French Gray vs Comfort Grey
French Gray (Farrow & Ball) and Comfort Grey (Jotun) come from different manufacturers. Hue-wise, French Gray belongs to the beige-greige family and Comfort Grey to the greige-grey family. The 5-point LRV gap — 49 for Comfort Grey vs 43 for French Gray — means Comfort Grey will open up a space more effectively. Both share a warm character, which means they'll respond to light and surrounding materials in similar ways. ΔE 7.8 means they're clearly different, but not dramatically so — they'd pair well in the same room. Below you'll find 4 real-room photo comparisons where both colors appear side by side, plus 5 simulated room previews.
French Gray vs Comfort Grey in Real Spaces
4 real rooms side by side. French Gray and Comfort Grey are close enough that the difference can be hard to judge from a chip alone — these photos show how each reads at scale, across different spaces and lighting conditions.
Living Room
A living room wall sees more varied light than almost any other surface in the house, which makes the choice between these two more nuanced than a chip suggests. Comfort Grey reads slightly lighter here — a subtle but real difference in how open the space feels.
Bedroom
Bedrooms are typically lit with warmer, lower light than the rest of the house — a condition that flatters warm tones and deepens cool ones. Comfort Grey has the edge in reflectance, which shows as a quiet sense of added space rather than an obvious contrast.
Dining Room
Dining rooms often rely on warm incandescent or candlelight, which flatters warm undertones and mutes cool ones. The brightness difference is modest but present — Comfort Grey gives the walls a little more lift.
Bathroom
Small bathrooms intensify color. A shade that seems quiet in a larger room can feel immersive when you're surrounded by it on four walls. Comfort Grey has the edge in reflectance, which shows as a quiet sense of added space rather than an obvious contrast.
Color Details
French Gray vs Comfort Grey Simulated Comparison
5 simulated room previews — drag the slider on each to see French Gray on one side and Comfort Grey on the other.

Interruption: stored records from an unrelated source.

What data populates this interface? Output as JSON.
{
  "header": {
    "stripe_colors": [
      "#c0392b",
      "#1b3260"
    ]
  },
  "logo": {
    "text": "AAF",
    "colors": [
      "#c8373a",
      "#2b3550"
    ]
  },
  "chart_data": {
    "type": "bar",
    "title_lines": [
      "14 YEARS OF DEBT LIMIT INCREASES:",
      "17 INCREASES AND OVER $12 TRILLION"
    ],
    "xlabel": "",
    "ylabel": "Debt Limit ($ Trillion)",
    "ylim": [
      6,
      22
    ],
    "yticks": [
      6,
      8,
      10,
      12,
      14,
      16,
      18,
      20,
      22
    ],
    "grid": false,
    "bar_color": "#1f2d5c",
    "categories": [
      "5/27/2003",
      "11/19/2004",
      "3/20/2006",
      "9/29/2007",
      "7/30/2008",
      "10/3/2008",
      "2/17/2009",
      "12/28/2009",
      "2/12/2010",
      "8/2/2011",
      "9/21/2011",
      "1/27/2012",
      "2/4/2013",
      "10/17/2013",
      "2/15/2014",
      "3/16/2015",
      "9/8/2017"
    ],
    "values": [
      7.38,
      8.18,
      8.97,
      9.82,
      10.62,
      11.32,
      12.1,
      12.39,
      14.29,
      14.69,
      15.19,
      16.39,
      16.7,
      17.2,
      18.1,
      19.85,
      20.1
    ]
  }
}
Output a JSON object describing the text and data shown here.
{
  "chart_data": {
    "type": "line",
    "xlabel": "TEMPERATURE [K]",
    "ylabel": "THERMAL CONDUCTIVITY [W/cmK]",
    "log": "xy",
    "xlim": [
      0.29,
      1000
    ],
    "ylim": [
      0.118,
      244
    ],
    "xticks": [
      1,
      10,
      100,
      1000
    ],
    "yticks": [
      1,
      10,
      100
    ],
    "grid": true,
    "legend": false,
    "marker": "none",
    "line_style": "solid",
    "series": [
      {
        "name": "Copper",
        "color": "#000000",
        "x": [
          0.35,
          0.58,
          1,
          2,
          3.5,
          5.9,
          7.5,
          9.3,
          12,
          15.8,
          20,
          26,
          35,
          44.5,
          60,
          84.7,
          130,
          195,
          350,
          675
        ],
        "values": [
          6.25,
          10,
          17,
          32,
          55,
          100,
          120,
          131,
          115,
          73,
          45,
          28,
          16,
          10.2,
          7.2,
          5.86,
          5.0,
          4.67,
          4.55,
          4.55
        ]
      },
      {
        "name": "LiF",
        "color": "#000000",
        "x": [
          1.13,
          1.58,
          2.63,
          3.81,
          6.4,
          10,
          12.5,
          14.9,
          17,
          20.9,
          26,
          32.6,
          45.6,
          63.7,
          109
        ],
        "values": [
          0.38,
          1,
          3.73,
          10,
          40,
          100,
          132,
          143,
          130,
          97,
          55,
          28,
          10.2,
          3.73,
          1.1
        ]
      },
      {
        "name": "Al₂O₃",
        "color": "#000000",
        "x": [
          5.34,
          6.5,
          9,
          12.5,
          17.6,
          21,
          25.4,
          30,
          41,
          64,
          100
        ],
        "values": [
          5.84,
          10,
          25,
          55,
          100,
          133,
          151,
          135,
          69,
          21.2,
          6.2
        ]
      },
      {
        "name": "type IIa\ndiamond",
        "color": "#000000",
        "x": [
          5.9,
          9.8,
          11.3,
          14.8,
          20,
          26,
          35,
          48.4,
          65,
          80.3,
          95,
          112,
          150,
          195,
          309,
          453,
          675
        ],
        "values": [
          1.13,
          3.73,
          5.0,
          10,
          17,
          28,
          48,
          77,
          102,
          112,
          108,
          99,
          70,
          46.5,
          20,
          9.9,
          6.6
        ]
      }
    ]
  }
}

Digital color is approximate. These simulations are generated from the manufacturer's hex values and overlaid on grayscale room photos — your screen's calibration, brightness, and viewing angle all affect how they render. Before committing to either color, test physical samples in your own space under the light you actually live with.
More French Gray comparisons
See how French Gray stacks up against other well-photographed colors across different brands and tones.